The project aims to identify and expand on essential protections in an effort to strengthen what can be a complicated and challenging process, as there is a significant knowledge gap in how homeowners’ coverage varies nationally, according to Feinman. It focuses primarily on state legislation and regulation concerning the relationship between homeowners and insurance companies.

Protections the project found as essential for homeowners were selected by importance based on United Policyholders’ and Feinman’s experience in the insurance industry.

“For most state legislators, unless a lot of constituents face damage due to a flood, a wildfire or a tornado, this isn’t a high priority issue,” Feinman said. “We want to provide these resources for when they do focus on it more heavily.”

A team of research assistants for the project examined the laws in place nationally across all fifty states and worked to evaluate which states were doing the best job protecting insurance consumers, Feinman said. The project outlines four key issues for insurance consumers: buying insurance, coverage, the claims process and disaster victims.

“This is not a wish list of what I would like to see every state doing; these are essential protections and the most important things that many states are already doing,” he added. “They’re practical, and we worked to boil it down into something that’s manageable.”

Although each state regulates insurance and insurance companies, states often differ dramatically in how much and what kind of regulation is provided for policyholders, the project website states, adding that the project serves as a guide every state can follow to improve homeowners’ insurance coverage.

“With homeowners’ insurance, it can be difficult to find out what a policy covers, and no insurance company is going to give you a copy of the policy in advance,” Feinman said. “Even if they did, most people wouldn’t understand it and wouldn’t know how to compare it to other policies. People tend to shop on price rather than coverage and quality.”

With this in mind, one change recommended for states is requiring insurance companies to offer a policy comparison tool as well as list the most important terms of the policy on their websites, Feinman explained. Additionally, it is recommended that states provide real information to help measure the quality of each policy, he said.

“Right now, there are really only three measures of quality – commercials, which aren’t that valuable, and surveys and consumer complaint data, which aren’t always reliable,” Feinman said.

State insurance departments should put together indices based on data collected around the number of claims filed and how long it takes to resolve those claims, he stated. In most states, that information is private, but if it is made publicly available, it could help consumers assess the quality of coverage, he added.

“I don’t expect that any state will adopt the whole package, but as certain issues become important in particular states, we are able to say, ‘This is what everybody is doing currently, and here are our recommendations,’” Feinman said. “For example, I received a call from someone in a state regulator’s office recently who said they were thinking of exploring this topic and would like to know what other states are doing.

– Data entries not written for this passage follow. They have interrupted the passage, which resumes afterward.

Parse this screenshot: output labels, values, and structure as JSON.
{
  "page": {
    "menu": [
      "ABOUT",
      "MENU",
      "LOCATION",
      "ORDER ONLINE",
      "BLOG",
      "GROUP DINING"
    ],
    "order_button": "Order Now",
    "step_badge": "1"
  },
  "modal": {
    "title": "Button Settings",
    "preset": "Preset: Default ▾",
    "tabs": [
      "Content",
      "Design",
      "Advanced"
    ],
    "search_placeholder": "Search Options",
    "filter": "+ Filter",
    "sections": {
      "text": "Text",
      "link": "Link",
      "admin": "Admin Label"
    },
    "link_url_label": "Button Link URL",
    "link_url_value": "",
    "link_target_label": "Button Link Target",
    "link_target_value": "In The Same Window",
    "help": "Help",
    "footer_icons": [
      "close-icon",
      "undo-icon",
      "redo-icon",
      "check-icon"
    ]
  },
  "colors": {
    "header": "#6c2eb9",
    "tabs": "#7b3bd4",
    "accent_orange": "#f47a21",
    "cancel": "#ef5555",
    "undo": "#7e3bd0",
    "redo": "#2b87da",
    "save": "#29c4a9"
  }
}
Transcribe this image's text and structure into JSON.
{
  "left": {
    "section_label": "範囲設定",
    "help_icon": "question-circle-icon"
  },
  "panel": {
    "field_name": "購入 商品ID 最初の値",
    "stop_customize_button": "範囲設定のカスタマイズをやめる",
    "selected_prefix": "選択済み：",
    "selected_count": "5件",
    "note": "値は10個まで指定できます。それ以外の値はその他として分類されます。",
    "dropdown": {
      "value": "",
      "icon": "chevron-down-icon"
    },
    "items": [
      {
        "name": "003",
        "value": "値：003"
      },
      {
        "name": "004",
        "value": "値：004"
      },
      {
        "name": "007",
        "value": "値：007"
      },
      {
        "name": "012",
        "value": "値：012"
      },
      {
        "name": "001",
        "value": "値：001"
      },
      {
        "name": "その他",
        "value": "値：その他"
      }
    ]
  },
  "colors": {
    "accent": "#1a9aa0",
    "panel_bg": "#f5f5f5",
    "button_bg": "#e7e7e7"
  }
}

I was able to send a 17-page memo based on this research saying, ‘Here is what other states are doing right now.’ So it’s a very important resource.”

One reason the project provides an important resource for state legislators, insurance companies and policyholders alike is that it goes beyond simply buying insurance, he explained.

“That’s certainly important, but one attraction of this project is that it is comprehensive and goes across the whole life span – from buying insurance, to questions consumers may have filing a claim, to what happens when lots of people have claims,” he said. “It addresses the whole process.”